2. Enhanced Self-esteem
Research shows that as little as five minutes of outdoor exercise can improve self-esteem (Barton and Pretty, 2010). Any outdoor location will do, but being near greenery or water enhances this effect. Interestingly, low- to moderate-intensity physical activity shows greater improvements in self-esteem than high-intensity outdoor exercise. Activities shown to improve self-esteem include walking, cycling, horseback riding, fishing and gardening. A regular dose of outdoor activity can help boost the already powerful esteem-enhancing effect of exercise.
3. Low Cost
People often cite cost as one of the biggest factors prohibiting regular exercise. The outdoor environment provides a low-cost solution for exercise enthusiasts and trainers alike. While high gym or studio prices can act as a barrier to exercise, outdoor venues such as low-traffic neighborhood streets and local parks offer free space for physical activity. Trainers can benefit from these spaces as well. A local permit and small fee is often all that’s needed to hold training sessions in public use areas, resulting in reduced overhead and increased earnings.
4. Ease of Access
Lack of time is another common barrier to exercise. Navigating traffic, parking garages and crowded locker rooms adds additional time needed to be active. Taking advantage of the great outdoors can reduce these time constraints. Local hills, tracks and neighborhood streets provide ideal walking, running and cycling settings, while nearby parks offer ideal venues for resistance training, boot camps and yoga classes. Many outdoor areas include benches, trees, inclined roads and even designated exercise equipment, allowing for a variety of resistance-training exercises.

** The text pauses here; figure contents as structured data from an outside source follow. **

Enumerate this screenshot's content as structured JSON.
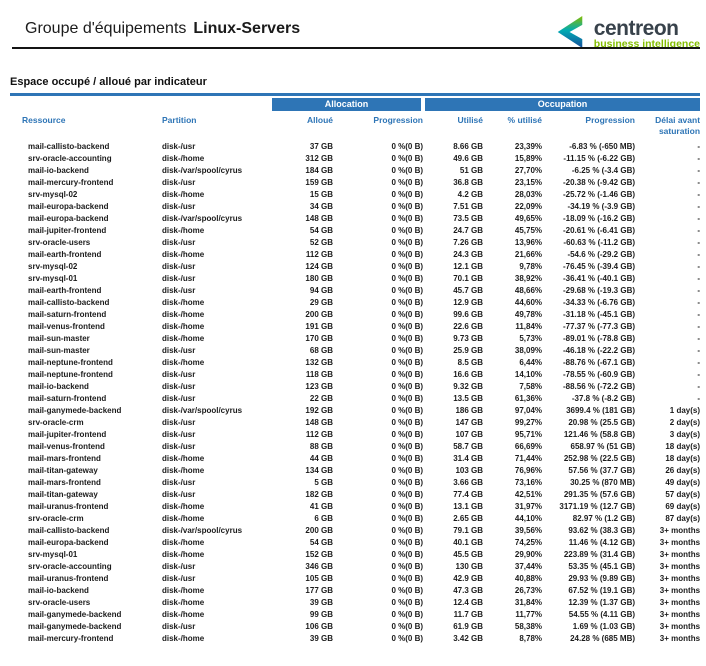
{
  "header": {
    "title_prefix": "Groupe d'équipements",
    "group_name": "Linux-Servers"
  },
  "logo": {
    "brand": "centreon",
    "tagline": "business intelligence"
  },
  "section": {
    "title": "Espace occupé / alloué par indicateur"
  },
  "colors": {
    "accent_blue": "#2e75b6",
    "logo_green": "#84bd00",
    "logo_teal": "#00abb3",
    "logo_navy": "#164e9c",
    "logo_dark": "#38424b",
    "text_dark": "#1b1b1b"
  },
  "table": {
    "group_headers": {
      "allocation": "Allocation",
      "occupation": "Occupation"
    },
    "columns": [
      "Ressource",
      "Partition",
      "Alloué",
      "Progression",
      "Utilisé",
      "% utilisé",
      "Progression",
      "Délai avant saturation"
    ],
    "column_keys": [
      "resource",
      "partition",
      "allocated",
      "alloc-progression",
      "used",
      "used-percent",
      "occ-progression",
      "saturation-delay"
    ],
    "rows": [
      [
        "mail-callisto-backend",
        "disk-/usr",
        "37 GB",
        "0 %(0 B)",
        "8.66 GB",
        "23,39%",
        "-6.83 % (-650 MB)",
        "-"
      ],
      [
        "srv-oracle-accounting",
        "disk-/home",
        "312 GB",
        "0 %(0 B)",
        "49.6 GB",
        "15,89%",
        "-11.15 % (-6.22 GB)",
        "-"
      ],
      [
        "mail-io-backend",
        "disk-/var/spool/cyrus",
        "184 GB",
        "0 %(0 B)",
        "51 GB",
        "27,70%",
        "-6.25 % (-3.4 GB)",
        "-"
      ],
      [
        "mail-mercury-frontend",
        "disk-/usr",
        "159 GB",
        "0 %(0 B)",
        "36.8 GB",
        "23,15%",
        "-20.38 % (-9.42 GB)",
        "-"
      ],
      [
        "srv-mysql-02",
        "disk-/home",
        "15 GB",
        "0 %(0 B)",
        "4.2 GB",
        "28,03%",
        "-25.72 % (-1.46 GB)",
        "-"
      ],
      [
        "mail-europa-backend",
        "disk-/usr",
        "34 GB",
        "0 %(0 B)",
        "7.51 GB",
        "22,09%",
        "-34.19 % (-3.9 GB)",
        "-"
      ],
      [
        "mail-europa-backend",
        "disk-/var/spool/cyrus",
        "148 GB",
        "0 %(0 B)",
        "73.5 GB",
        "49,65%",
        "-18.09 % (-16.2 GB)",
        "-"
      ],
      [
        "mail-jupiter-frontend",
        "disk-/home",
        "54 GB",
        "0 %(0 B)",
        "24.7 GB",
        "45,75%",
        "-20.61 % (-6.41 GB)",
        "-"
      ],
      [
        "srv-oracle-users",
        "disk-/usr",
        "52 GB",
        "0 %(0 B)",
        "7.26 GB",
        "13,96%",
        "-60.63 % (-11.2 GB)",
        "-"
      ],
      [
        "mail-earth-frontend",
        "disk-/home",
        "112 GB",
        "0 %(0 B)",
        "24.3 GB",
        "21,66%",
        "-54.6 % (-29.2 GB)",
        "-"
      ],
      [
        "srv-mysql-02",
        "disk-/usr",
        "124 GB",
        "0 %(0 B)",
        "12.1 GB",
        "9,78%",
        "-76.45 % (-39.4 GB)",
        "-"
      ],
      [
        "srv-mysql-01",
        "disk-/usr",
        "180 GB",
        "0 %(0 B)",
        "70.1 GB",
        "38,92%",
        "-36.41 % (-40.1 GB)",
        "-"
      ],
      [
        "mail-earth-frontend",
        "disk-/usr",
        "94 GB",
        "0 %(0 B)",
        "45.7 GB",
        "48,66%",
        "-29.68 % (-19.3 GB)",
        "-"
      ],
      [
        "mail-callisto-backend",
        "disk-/home",
        "29 GB",
        "0 %(0 B)",
        "12.9 GB",
        "44,60%",
        "-34.33 % (-6.76 GB)",
        "-"
      ],
      [
        "mail-saturn-frontend",
        "disk-/home",
        "200 GB",
        "0 %(0 B)",
        "99.6 GB",
        "49,78%",
        "-31.18 % (-45.1 GB)",
        "-"
      ],
      [
        "mail-venus-frontend",
        "disk-/home",
        "191 GB",
        "0 %(0 B)",
        "22.6 GB",
        "11,84%",
        "-77.37 % (-77.3 GB)",
        "-"
      ],
      [
        "mail-sun-master",
        "disk-/home",
        "170 GB",
        "0 %(0 B)",
        "9.73 GB",
        "5,73%",
        "-89.01 % (-78.8 GB)",
        "-"
      ],
      [
        "mail-sun-master",
        "disk-/usr",
        "68 GB",
        "0 %(0 B)",
        "25.9 GB",
        "38,09%",
        "-46.18 % (-22.2 GB)",
        "-"
      ],
      [
        "mail-neptune-frontend",
        "disk-/home",
        "132 GB",
        "0 %(0 B)",
        "8.5 GB",
        "6,44%",
        "-88.76 % (-67.1 GB)",
        "-"
      ],
      [
        "mail-neptune-frontend",
        "disk-/usr",
        "118 GB",
        "0 %(0 B)",
        "16.6 GB",
        "14,10%",
        "-78.55 % (-60.9 GB)",
        "-"
      ],
      [
        "mail-io-backend",
        "disk-/usr",
        "123 GB",
        "0 %(0 B)",
        "9.32 GB",
        "7,58%",
        "-88.56 % (-72.2 GB)",
        "-"
      ],
      [
        "mail-saturn-frontend",
        "disk-/usr",
        "22 GB",
        "0 %(0 B)",
        "13.5 GB",
        "61,36%",
        "-37.8 % (-8.2 GB)",
        "-"
      ],
      [
        "mail-ganymede-backend",
        "disk-/var/spool/cyrus",
        "192 GB",
        "0 %(0 B)",
        "186 GB",
        "97,04%",
        "3699.4 % (181 GB)",
        "1 day(s)"
      ],
      [
        "srv-oracle-crm",
        "disk-/usr",
        "148 GB",
        "0 %(0 B)",
        "147 GB",
        "99,27%",
        "20.98 % (25.5 GB)",
        "2 day(s)"
      ],
      [
        "mail-jupiter-frontend",
        "disk-/usr",
        "112 GB",
        "0 %(0 B)",
        "107 GB",
        "95,71%",
        "121.46 % (58.8 GB)",
        "3 day(s)"
      ],
      [
        "mail-venus-frontend",
        "disk-/usr",
        "88 GB",
        "0 %(0 B)",
        "58.7 GB",
        "66,69%",
        "658.97 % (51 GB)",
        "18 day(s)"
      ],
      [
        "mail-mars-frontend",
        "disk-/home",
        "44 GB",
        "0 %(0 B)",
        "31.4 GB",
        "71,44%",
        "252.98 % (22.5 GB)",
        "18 day(s)"
      ],
      [
        "mail-titan-gateway",
        "disk-/home",
        "134 GB",
        "0 %(0 B)",
        "103 GB",
        "76,96%",
        "57.56 % (37.7 GB)",
        "26 day(s)"
      ],
      [
        "mail-mars-frontend",
        "disk-/usr",
        "5 GB",
        "0 %(0 B)",
        "3.66 GB",
        "73,16%",
        "30.25 % (870 MB)",
        "49 day(s)"
      ],
      [
        "mail-titan-gateway",
        "disk-/usr",
        "182 GB",
        "0 %(0 B)",
        "77.4 GB",
        "42,51%",
        "291.35 % (57.6 GB)",
        "57 day(s)"
      ],
      [
        "mail-uranus-frontend",
        "disk-/home",
        "41 GB",
        "0 %(0 B)",
        "13.1 GB",
        "31,97%",
        "3171.19 % (12.7 GB)",
        "69 day(s)"
      ],
      [
        "srv-oracle-crm",
        "disk-/home",
        "6 GB",
        "0 %(0 B)",
        "2.65 GB",
        "44,10%",
        "82.97 % (1.2 GB)",
        "87 day(s)"
      ],
      [
        "mail-callisto-backend",
        "disk-/var/spool/cyrus",
        "200 GB",
        "0 %(0 B)",
        "79.1 GB",
        "39,56%",
        "93.62 % (38.3 GB)",
        "3+ months"
      ],
      [
        "mail-europa-backend",
        "disk-/home",
        "54 GB",
        "0 %(0 B)",
        "40.1 GB",
        "74,25%",
        "11.46 % (4.12 GB)",
        "3+ months"
      ],
      [
        "srv-mysql-01",
        "disk-/home",
        "152 GB",
        "0 %(0 B)",
        "45.5 GB",
        "29,90%",
        "223.89 % (31.4 GB)",
        "3+ months"
      ],
      [
        "srv-oracle-accounting",
        "disk-/usr",
        "346 GB",
        "0 %(0 B)",
        "130 GB",
        "37,44%",
        "53.35 % (45.1 GB)",
        "3+ months"
      ],
      [
        "mail-uranus-frontend",
        "disk-/usr",
        "105 GB",
        "0 %(0 B)",
        "42.9 GB",
        "40,88%",
        "29.93 % (9.89 GB)",
        "3+ months"
      ],
      [
        "mail-io-backend",
        "disk-/home",
        "177 GB",
        "0 %(0 B)",
        "47.3 GB",
        "26,73%",
        "67.52 % (19.1 GB)",
        "3+ months"
      ],
      [
        "srv-oracle-users",
        "disk-/home",
        "39 GB",
        "0 %(0 B)",
        "12.4 GB",
        "31,84%",
        "12.39 % (1.37 GB)",
        "3+ months"
      ],
      [
        "mail-ganymede-backend",
        "disk-/home",
        "99 GB",
        "0 %(0 B)",
        "11.7 GB",
        "11,77%",
        "54.55 % (4.11 GB)",
        "3+ months"
      ],
      [
        "mail-ganymede-backend",
        "disk-/usr",
        "106 GB",
        "0 %(0 B)",
        "61.9 GB",
        "58,38%",
        "1.69 % (1.03 GB)",
        "3+ months"
      ],
      [
        "mail-mercury-frontend",
        "disk-/home",
        "39 GB",
        "0 %(0 B)",
        "3.42 GB",
        "8,78%",
        "24.28 % (685 MB)",
        "3+ months"
      ]
    ]
  }
}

5. Connecting With Mother Nature
One of the greatest benefits of outdoor exercise lies in its inherent opportunity to connect with Mother Nature and the people and places in your community. Finish your bike ride at a local coffee shop, wave hello to your neighbors as you jog the streets, or set up a weekly walking group with friends and neighbors. Exercising outdoors can help you feel grounded, deepen your connection to your environment and enhance your appreciation for the beauty around you.
Outdoor Exercise Precautions
Not all outdoor spaces are suitable for exercise. Traffic, weather conditions and safety are all things to consider before heading outdoors. Carefully assess your outdoor space to find a setting that is safe and meets your exercise needs. Depending on the conditions, sunscreen, a hat, warm clothes or protective rain gear may be necessary.
Get Out and Go!
Don’t let the prospect of outdoor activity scare you. If you’re new to exercise or just getting back into it, start with short exercise sessions and lighter intensity. Even five minutes will do. Whether it’s completing a circuit workout at your local park, mountain biking through nearby trails, or walking your kids to the bus, any movement counts. All you have to do it get out and go!